Today, the city’s black aristocracy, like the thriving communities it created, exists mostly in memories. In its place are Washington’s new black leaders: the civil rights class that took power in the District nearly 30 years ago. As it turned out, the two groups could not coexist in Washington.” Washington’s Lost Black Aristocracy, Autumn 1996

No, the two groups could not have possibly coexisted.

Massive Housing Programs and Massive Messes

The Fair Housing Act was only “fair” to white people.

public housing 2A recent interview on National Public Radio’s program Fresh Air discussed the federal government’s hand at segregating America’s suburbs during the 1930s through the 1950s.
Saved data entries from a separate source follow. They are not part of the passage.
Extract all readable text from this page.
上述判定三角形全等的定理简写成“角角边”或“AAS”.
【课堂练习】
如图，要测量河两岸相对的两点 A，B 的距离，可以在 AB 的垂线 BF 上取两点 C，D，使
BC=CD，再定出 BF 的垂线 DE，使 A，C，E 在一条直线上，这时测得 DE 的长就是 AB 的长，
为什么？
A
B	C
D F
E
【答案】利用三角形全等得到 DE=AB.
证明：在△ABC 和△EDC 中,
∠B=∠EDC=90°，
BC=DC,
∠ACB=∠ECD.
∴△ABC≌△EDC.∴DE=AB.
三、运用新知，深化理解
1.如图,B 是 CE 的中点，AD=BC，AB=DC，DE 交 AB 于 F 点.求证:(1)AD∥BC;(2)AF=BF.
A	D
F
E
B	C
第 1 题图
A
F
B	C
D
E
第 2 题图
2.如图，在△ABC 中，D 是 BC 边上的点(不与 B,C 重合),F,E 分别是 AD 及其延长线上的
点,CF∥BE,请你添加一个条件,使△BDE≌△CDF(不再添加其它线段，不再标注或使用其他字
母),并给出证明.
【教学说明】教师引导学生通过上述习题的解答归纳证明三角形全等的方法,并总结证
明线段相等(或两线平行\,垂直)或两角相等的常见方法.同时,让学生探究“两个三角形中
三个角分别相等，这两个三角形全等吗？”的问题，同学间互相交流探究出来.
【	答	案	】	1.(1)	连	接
The Fair Housing Act of 1934 was established to facilitate financing and construction of housing, in response to what the federal government perceived as a “housing shortage.” Problem was the act aimed at providing housing for white families only. Vast tracks of suburban residential housing carried covenants that specified homes could be sold only to white families. We are all feeling the results of those misguided decisions to this day.

Government is populated by fallible people, just like any other group. When we allow or incentivize government to undertake massive endeavors, we might end up with massive unintended consequences.

Today the descriptive term has escalated to “housing crisis.” And again, especially in large metropolitan areas, there is massive government intervention in the form of central planning, subsidies, zoning, developer incentives, and a tsunami of new laws and financing proposals.

What will be the effects of the 2015 presidential executive order Affirmatively Furthering Fair Housing or California’s Senate Bill 35, both mandating that every community build their “fair share” of housing at all levels of income – whether the community can afford it or not. But for these mandates to come true, they need financing, such as voter-approved housing bonds. Before we vote “yes,” let’s read the fine print.